Anyway, most systems that last more than a couple of years tend to change over time, meaning the schema is likely to need extensions.

Sure, changing the schema is easier in NoSQL. But to do it properly, you still need to really understand how the data is being queried and then change the schema in a controlled "migration". For most people these tasks will be a pain. But NoSQL can really shine in terms of $/query if data is being correctly looked after. It will save you from needing 16 cores in multiple clusters and very expensive bills
That's interesting.

A lot of your suggestions are actually exactly the same for SQL based databases. If your schema is not fit for the task at hand, it can slow it down by an order of magnitude, and the process of changing schema is also similar.

Though, i would think, a properly designed SQL database would need such full schema refactoring less often, since adding a few tables within the same structure is easier.

It sound like you're describing use cases with greater data volumes than I usually use SQL for. (Mostly Data Science use cases, where larger datasets typically end up in Spark, or similar)

My experience is that SQL based systems work best up to a few 100 millions of records in the largest tables (a few billion at most), and with transactions per second is less than about 10000. Around those volumes is where SQL start to get really expensive.

And often SQL is used for use cases where number of records per table of less than 10 million and transactions per second in the low hundreds or lower.

But I'm probably biased in the opposite direction that you are. For me, performance usually means efficient joins. Which means that even if I'm leaving RDBMS's behind, I still use SQL where I can (such as in Spark).

Efficient joins in NoSQL are done by persisting the relation in a brand new entity. Thus they only make sense when the query is really and constantly needed, not when one is writing up SQL, researching, creating a custom report, etc.

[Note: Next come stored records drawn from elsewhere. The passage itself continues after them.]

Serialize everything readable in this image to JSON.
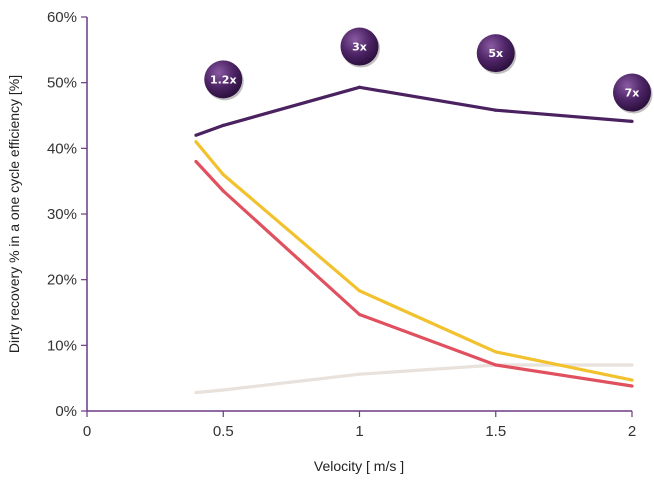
{
  "chart_data": {
    "type": "line",
    "xlabel": "Velocity [ m/s ]",
    "ylabel": "Dirty recovery % in a one cycle efficiency [%]",
    "xlim": [
      0,
      2
    ],
    "ylim": [
      0,
      60
    ],
    "x_ticks": [
      {
        "value": 0,
        "label": "0"
      },
      {
        "value": 0.5,
        "label": "0.5"
      },
      {
        "value": 1,
        "label": "1"
      },
      {
        "value": 1.5,
        "label": "1.5"
      },
      {
        "value": 2,
        "label": "2"
      }
    ],
    "y_ticks": [
      {
        "value": 0,
        "label": "0%"
      },
      {
        "value": 10,
        "label": "10%"
      },
      {
        "value": 20,
        "label": "20%"
      },
      {
        "value": 30,
        "label": "30%"
      },
      {
        "value": 40,
        "label": "40%"
      },
      {
        "value": 50,
        "label": "50%"
      },
      {
        "value": 60,
        "label": "60%"
      }
    ],
    "grid": false,
    "series": [
      {
        "color": "#e8e1dc",
        "x": [
          0.4,
          0.5,
          1,
          1.5,
          2
        ],
        "y": [
          2.8,
          3.2,
          5.6,
          7.0,
          7.0
        ]
      },
      {
        "color": "#f2c12e",
        "x": [
          0.4,
          0.5,
          1,
          1.5,
          2
        ],
        "y": [
          41.0,
          36.0,
          18.3,
          9.0,
          4.7
        ]
      },
      {
        "color": "#e0505e",
        "x": [
          0.4,
          0.5,
          1,
          1.5,
          2
        ],
        "y": [
          38.0,
          33.5,
          14.7,
          7.0,
          3.8
        ]
      },
      {
        "color": "#4a2260",
        "x": [
          0.4,
          0.5,
          1,
          1.5,
          2
        ],
        "y": [
          42.0,
          43.5,
          49.3,
          45.8,
          44.1
        ]
      }
    ],
    "annotations": [
      {
        "text": "1.2x",
        "x": 0.5,
        "y": 50.5
      },
      {
        "text": "3x",
        "x": 1.0,
        "y": 55.5
      },
      {
        "text": "5x",
        "x": 1.5,
        "y": 54.5
      },
      {
        "text": "7x",
        "x": 2.0,
        "y": 48.5
      }
    ]
  }
}
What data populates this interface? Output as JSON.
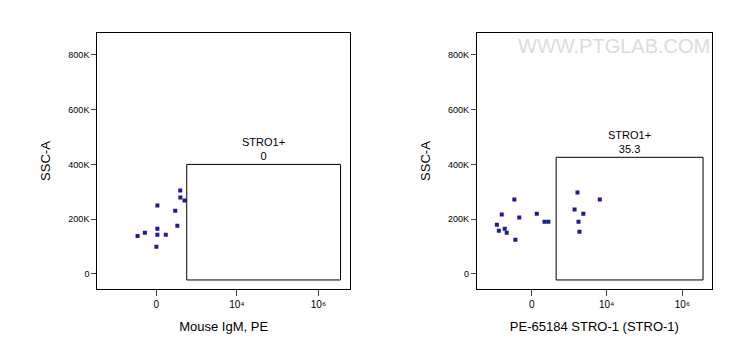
{
  "chart_data": [
    {
      "type": "scatter",
      "x_label": "Mouse IgM, PE",
      "y_label": "SSC-A",
      "color": "#1a1a9c",
      "marker": "square",
      "x": [
        -271,
        -148,
        12,
        12,
        12,
        0,
        118,
        271,
        314,
        384,
        380,
        498
      ],
      "values": [
        139000,
        150000,
        250000,
        165000,
        143000,
        99000,
        143000,
        231000,
        176000,
        279000,
        305000,
        268000
      ],
      "xlim": [
        -3000,
        6000000
      ],
      "ylim": [
        -55000,
        880000
      ],
      "xticks": [
        0,
        {
          "value": 10000,
          "label": "10⁴"
        },
        {
          "value": 1000000,
          "label": "10⁶"
        }
      ],
      "yticks": [
        0,
        {
          "value": 200000,
          "label": "200K"
        },
        {
          "value": 400000,
          "label": "400K"
        },
        {
          "value": 600000,
          "label": "600K"
        },
        {
          "value": 800000,
          "label": "800K"
        }
      ],
      "gate": {
        "label": "STRO1+",
        "value": 0,
        "x": [
          570,
          3500000
        ],
        "y": [
          -22000,
          400000
        ]
      }
    },
    {
      "type": "scatter",
      "x_label": "PE-65184 STRO-1 (STRO-1)",
      "y_label": "SSC-A",
      "color": "#1a1a9c",
      "marker": "square",
      "watermark": "WWW.PTGLAB.COM",
      "x": [
        -876,
        -645,
        -532,
        -466,
        -774,
        -271,
        -250,
        -179,
        64,
        179,
        250,
        1414,
        1692,
        1798,
        1908,
        2417,
        6593
      ],
      "values": [
        180000,
        217000,
        165000,
        150000,
        158000,
        272000,
        125000,
        206000,
        220000,
        191000,
        191000,
        235000,
        297000,
        191000,
        154000,
        220000,
        272000
      ],
      "xlim": [
        -3000,
        6000000
      ],
      "ylim": [
        -55000,
        880000
      ],
      "xticks": [
        0,
        {
          "value": 10000,
          "label": "10⁴"
        },
        {
          "value": 1000000,
          "label": "10⁶"
        }
      ],
      "yticks": [
        0,
        {
          "value": 200000,
          "label": "200K"
        },
        {
          "value": 400000,
          "label": "400K"
        },
        {
          "value": 600000,
          "label": "600K"
        },
        {
          "value": 800000,
          "label": "800K"
        }
      ],
      "gate": {
        "label": "STRO1+",
        "value": 35.3,
        "x": [
          439,
          3500000
        ],
        "y": [
          -22000,
          426000
        ]
      }
    }
  ]
}
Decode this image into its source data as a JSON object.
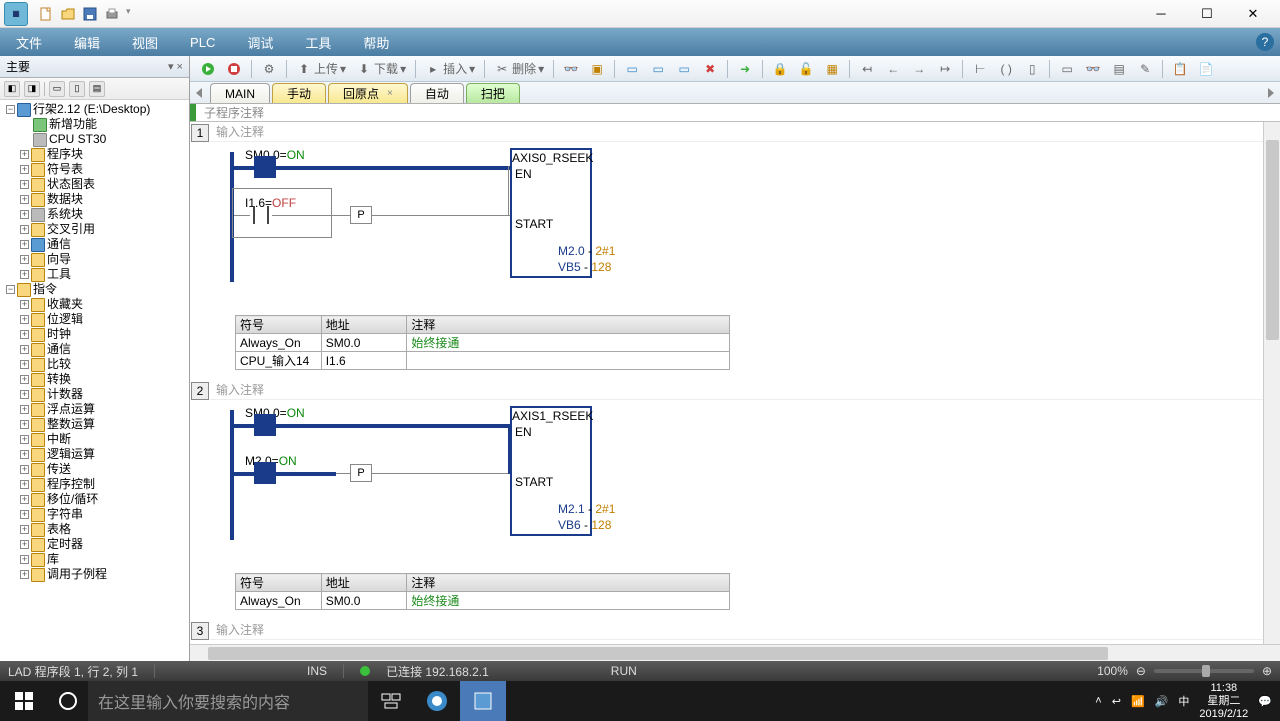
{
  "titlebar": {
    "qat_tip": ""
  },
  "menubar": {
    "items": [
      "文件",
      "编辑",
      "视图",
      "PLC",
      "调试",
      "工具",
      "帮助"
    ]
  },
  "leftpanel": {
    "title": "主要",
    "project": "行架2.12 (E:\\Desktop)",
    "project_children": [
      "新增功能",
      "CPU ST30",
      "程序块",
      "符号表",
      "状态图表",
      "数据块",
      "系统块",
      "交叉引用",
      "通信",
      "向导",
      "工具"
    ],
    "instructions_root": "指令",
    "instruction_groups": [
      "收藏夹",
      "位逻辑",
      "时钟",
      "通信",
      "比较",
      "转换",
      "计数器",
      "浮点运算",
      "整数运算",
      "中断",
      "逻辑运算",
      "传送",
      "程序控制",
      "移位/循环",
      "字符串",
      "表格",
      "定时器",
      "库",
      "调用子例程"
    ]
  },
  "toolbar": {
    "upload": "上传",
    "download": "下载",
    "insert": "插入",
    "delete": "删除"
  },
  "tabs": {
    "items": [
      {
        "label": "MAIN",
        "style": "normal"
      },
      {
        "label": "手动",
        "style": "active"
      },
      {
        "label": "回原点",
        "style": "active",
        "closable": true
      },
      {
        "label": "自动",
        "style": "normal"
      },
      {
        "label": "扫把",
        "style": "highlight"
      }
    ]
  },
  "subheader": "子程序注释",
  "networks": [
    {
      "num": "1",
      "title": "输入注释",
      "rungs": [
        {
          "addr": "SM0.0",
          "state": "ON",
          "closed": true
        },
        {
          "addr": "I1.6",
          "state": "OFF",
          "closed": false,
          "p": true
        }
      ],
      "fb": {
        "title": "AXIS0_RSEEK",
        "inputs": [
          "EN",
          "",
          "START"
        ],
        "outputs": [
          {
            "addr": "M2.0",
            "val": "2#1"
          },
          {
            "addr": "VB5",
            "val": "128"
          }
        ]
      },
      "symtable": {
        "headers": [
          "符号",
          "地址",
          "注释"
        ],
        "rows": [
          [
            "Always_On",
            "SM0.0",
            "始终接通"
          ],
          [
            "CPU_输入14",
            "I1.6",
            ""
          ]
        ]
      }
    },
    {
      "num": "2",
      "title": "输入注释",
      "rungs": [
        {
          "addr": "SM0.0",
          "state": "ON",
          "closed": true
        },
        {
          "addr": "M2.0",
          "state": "ON",
          "closed": true,
          "p": true
        }
      ],
      "fb": {
        "title": "AXIS1_RSEEK",
        "inputs": [
          "EN",
          "",
          "START"
        ],
        "outputs": [
          {
            "addr": "M2.1",
            "val": "2#1"
          },
          {
            "addr": "VB6",
            "val": "128"
          }
        ]
      },
      "symtable": {
        "headers": [
          "符号",
          "地址",
          "注释"
        ],
        "rows": [
          [
            "Always_On",
            "SM0.0",
            "始终接通"
          ]
        ]
      }
    },
    {
      "num": "3",
      "title": "输入注释"
    }
  ],
  "statusbar": {
    "pos": "LAD 程序段 1, 行 2, 列 1",
    "ins": "INS",
    "conn": "已连接 192.168.2.1",
    "mode": "RUN",
    "zoom": "100%"
  },
  "taskbar": {
    "search_placeholder": "在这里输入你要搜索的内容",
    "ime": "中",
    "time": "11:38",
    "date": "星期二",
    "fulldate": "2019/2/12"
  },
  "colors": {
    "rail": "#1a3a8a",
    "on": "#0a8a0a",
    "off": "#c04040",
    "val": "#c08000"
  }
}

NoSQL DBs take large volumes of data, little CPU, and almost no RAM

SQL DBs take lower volumes of data, loads of CPU and RAM

Storage is cheap, CPU is expensive, hence NoSQL is cheap. Even when your project is not in the 100 of milions records this can be significant because you then are able to offer a cheaper product than the competition's

This is true, it's also very difficult to do in most business situations (getting the schema right from the get go).
It's hard but it's still possible to change it. It's just very important to do it carefully and knowing what the consequences are. I have had to iterate NoSQL schemas several times, and I always prefer do treat their evolution as migrations done out-of-hours
Which seems to imply a static schema, known more-or-less perfectly at the outset, and unchanging thereafter. That is obviously unreasonable. Application data structures change as new requirements arise, and as existing requirements become better understood.
> Which seems to imply a static schema, known more-or-less perfectly at the outset, and unchanging thereafter. That is obviously unreasonable.

Is it? Most of AWS runs on NoSQL databases, and continues to ship new features that do not fit into existing schema. This assertion then is clearly incorrect.